Memoirs of a Media Intern in Tokyo

25 October 2010

A chance to work with one of Australia's most renowned foreign correspondents in one of the world's most vibrant cities was an opportunity that Media and Communications student Jacqueline Breen couldn't miss.

Jacqueline has just returned from a four-week internship with journalist Mark Willacy at the Australian Broadcasting Corporation's Tokyo office. The internship was supported by the Government through the Australia-Japan Foundation; a part of the Department of Foreign Affairs and Trade.

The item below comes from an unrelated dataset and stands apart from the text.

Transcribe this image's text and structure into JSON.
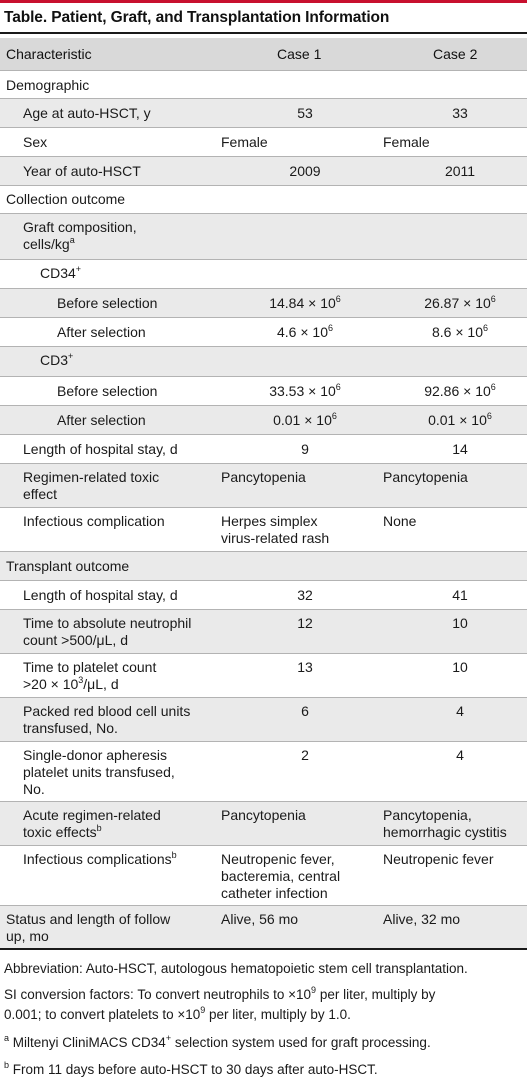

Hitting the ground running, Jacqueline found herself covering a broad spectrum of stories, from the new Japanese Prime Minister and approaching parliamentary elections, to international court cases, Japanese football fanatics, and even a dissident North Korean artist.

Jacqueline says the internship gave her a chance to explore her two passions of politics and art. "I've always been interested in international politics, and the North Asian region is overflowing with big news developments."

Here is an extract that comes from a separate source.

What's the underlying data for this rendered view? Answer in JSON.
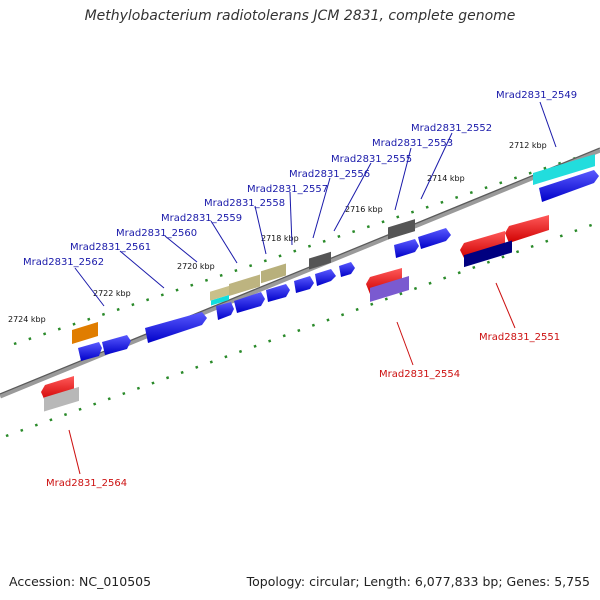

"The region is always bubbling with culture and controversy, and I was really excited to land in the middle of it," she says. "I was also really curious about the nature of foreign correspondence in an increasingly interconnected mediascape."

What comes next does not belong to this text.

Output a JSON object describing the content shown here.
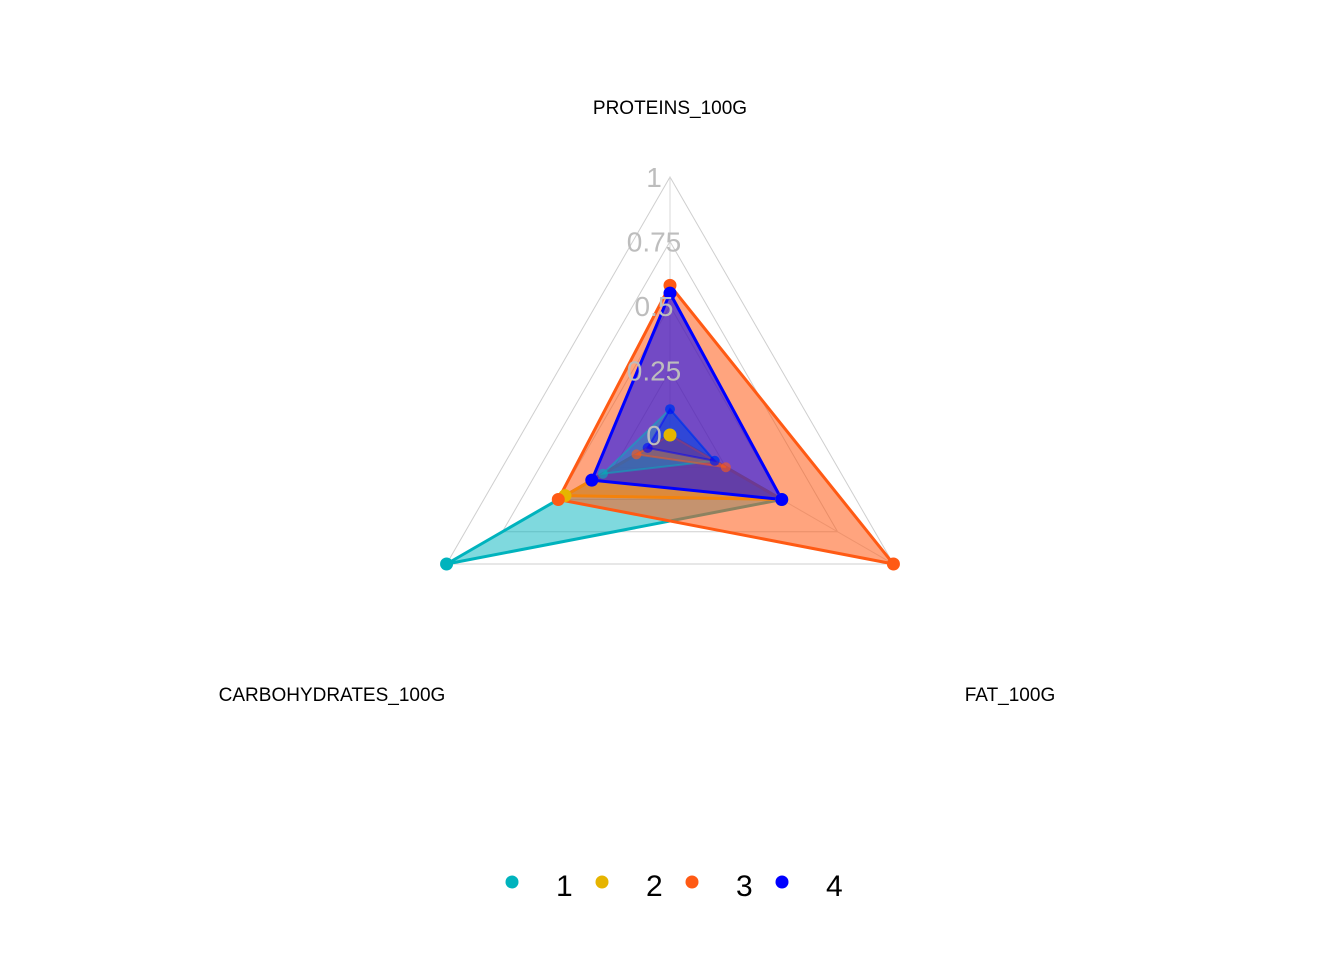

Media and Communications Internship Coordinator, Robin Moffat, says one of the challenges of working as an Australian journalist in Tokyo is being able to make the news relevant for local audiences, building a stronger relationship of exchange within the region.

"It really involves catching the highlights of the relationships between Japan and Australia, and presenting them to an Australian audience," says Robin.."As a journalist, Jacqueline will now be able to interpret the information coming from Japan and Asia into an Australian context. There's only an extremely small number of people who have this type of opportunity, so it really sets Jacqueline apart from her peers."

Working closely with an experienced team of journalists helped Jacqueline adjust to both the cultural and the professional transition into the world of foreign correspondence. "Working with Mark Willacy should be compulsory for all journalism students," she says. "He taught me a lot about doing the job but also a great deal about loving the job."

"After working the frontline in dangerous situations all around the world Mark still has a passion for the job and a really admirable perspective on life."

Jacqueline made sure that her four weeks in Tokyo weren't entirely consumed by work, taking the time to explore many of the more cultural aspects of Japan's capital city.

"At work during the week my brain would be ticking over Japanese elections and North Korean posturing, and on the weekend I had a cutting-edge cultural mecca to explore," Jacqueline said. "The city has a lot of contemporary art to offer, and I soaked it all up."

With overwhelmingly positive feedback from both Jacqueline and from the ABC's Tokyo office, it is hoped that this opportunity will continue for students in the years to come. Writing regularly on the Media and Communications department blog, Parallax, helped Jacqueline share her experiences with other Media and Communications students hoping to benefit from this type of internship in the future.

"The Australia-Japan Foundation made all this happen," Jacqueline wrote in her final blog post. "As a journalism student I gained unprecedented insight into the unique world of foreign correspondence, and as a world traveller I gained a love of Japanese people and places. I'll definitely be back."